As of 10/31/2013 Source: BlackRock
BUI has good diversity within its investment mandate. More than 50% of the portfolio is invested in traditional utilities. Another 22% is invested in "Oil, Gas & Consumable Fuels" which largely consists of MLP assets. These assets representing nearly 75% of the fund offer stable growth and a high income. The remainder of the fund is invested in a broad range of assets including transportation infrastructure, construction & engineering, REITs, media, and machinery.
As of 10/31/2013 Source: BlackRock
BUI offers a moderately diverse portfolio with 79 positions and only 29.6% of the fund in the top ten holdings. The managers don't make really large bets with the largest holding less than 4% of the portfolio. The portfolio turnover is high at over 130% annually likely due in part to the option overlay strategy.
BUI's primary investment objective is total return through a combination of current income and capital gains. The fund invests at least 80% of managed asset in equity securities issued by Utilities or Infrastructure sectors. The fund is able to invest anywhere in the world and is not constrained by market capitalization. The fund is able to invest in master limited partnerships (MLPs). MLP exposure will be limited to 25% of total assets. The fund can sell options to produce additional income. The fund can also use options to hedge against losses in the portfolio. BUI mostly writes single stock options but can also use index options. Under normal market conditions BUI intends to write options on approximately 30%-40% of net assets.
BUI has an option overlay to generate additional income on the portfolio. BUI uses single stock options to execute this strategy. As of 9/30/2013, options were written against 35.01% of portfolio holdings.

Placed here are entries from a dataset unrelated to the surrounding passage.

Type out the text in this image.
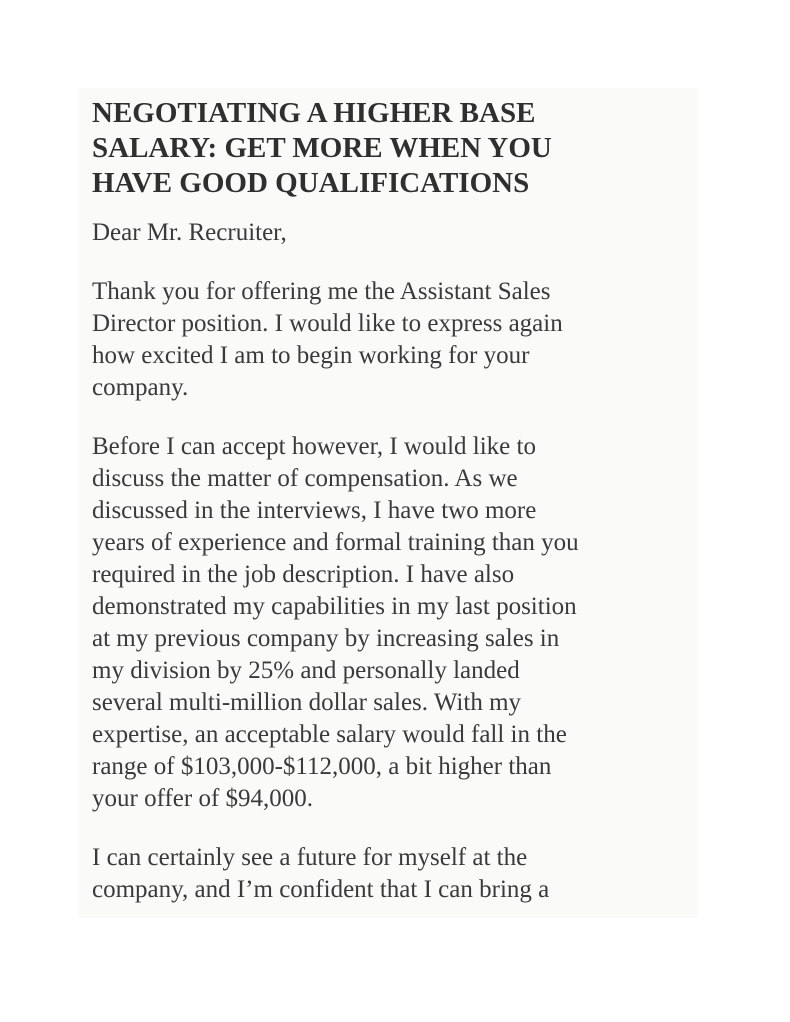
NEGOTIATING A HIGHER BASE
SALARY: GET MORE WHEN YOU
HAVE GOOD QUALIFICATIONS

Dear Mr. Recruiter,

Thank you for offering me the Assistant Sales
Director position. I would like to express again
how excited I am to begin working for your
company.

Before I can accept however, I would like to
discuss the matter of compensation. As we
discussed in the interviews, I have two more
years of experience and formal training than you
required in the job description. I have also
demonstrated my capabilities in my last position
at my previous company by increasing sales in
my division by 25% and personally landed
several multi-million dollar sales. With my
expertise, an acceptable salary would fall in the
range of $103,000-$112,000, a bit higher than
your offer of $94,000.

I can certainly see a future for myself at the
company, and I’m confident that I can bring a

As of October 31, 2013, the fund had $46,599,122 of unrealized gains in the portfolio. The gains represent 13.25% of the portfolio. There are no tax loss carry forwards available to the fund. The high turnover could lead to gains being taken including short-term capital gains. These embedded capital gains could add to tax bills and may be contributing to the market discount.
BUI is an interesting contrarian investment. It offers exposure to the relatively conservative utilities sector. The fund has an attractive distribution and the relatively wide discount. There is an opportunity for positive returns even in a flat market if the discount narrows back to its historical average. BUI should provide some shelter if we see a broader market pull back due to the conservative nature of Utilities and the option overlay strategy employed by the fund. The relatively high distribution, if reinvested at a discount, can add to total returns. However, the fund is likely to underperform if the market sees strong performance. BUI could also trail broader markets if there are significant unexpected upward moves in interest rates. The fund has performed in line with ETFs that track the space. However, there isn't a long track record to prove the ability of the management team so performance should be watched closely. In order to become a longer term investment the management team must prove itself.
Disclosure: I have no positions in any stocks mentioned, and no plans to initiate any positions within the next 72 hours. I wrote this article myself, and it expresses my own opinions. I am not receiving compensation for it (other than from Seeking Alpha). I have no business relationship with any company whose stock is mentioned in this article.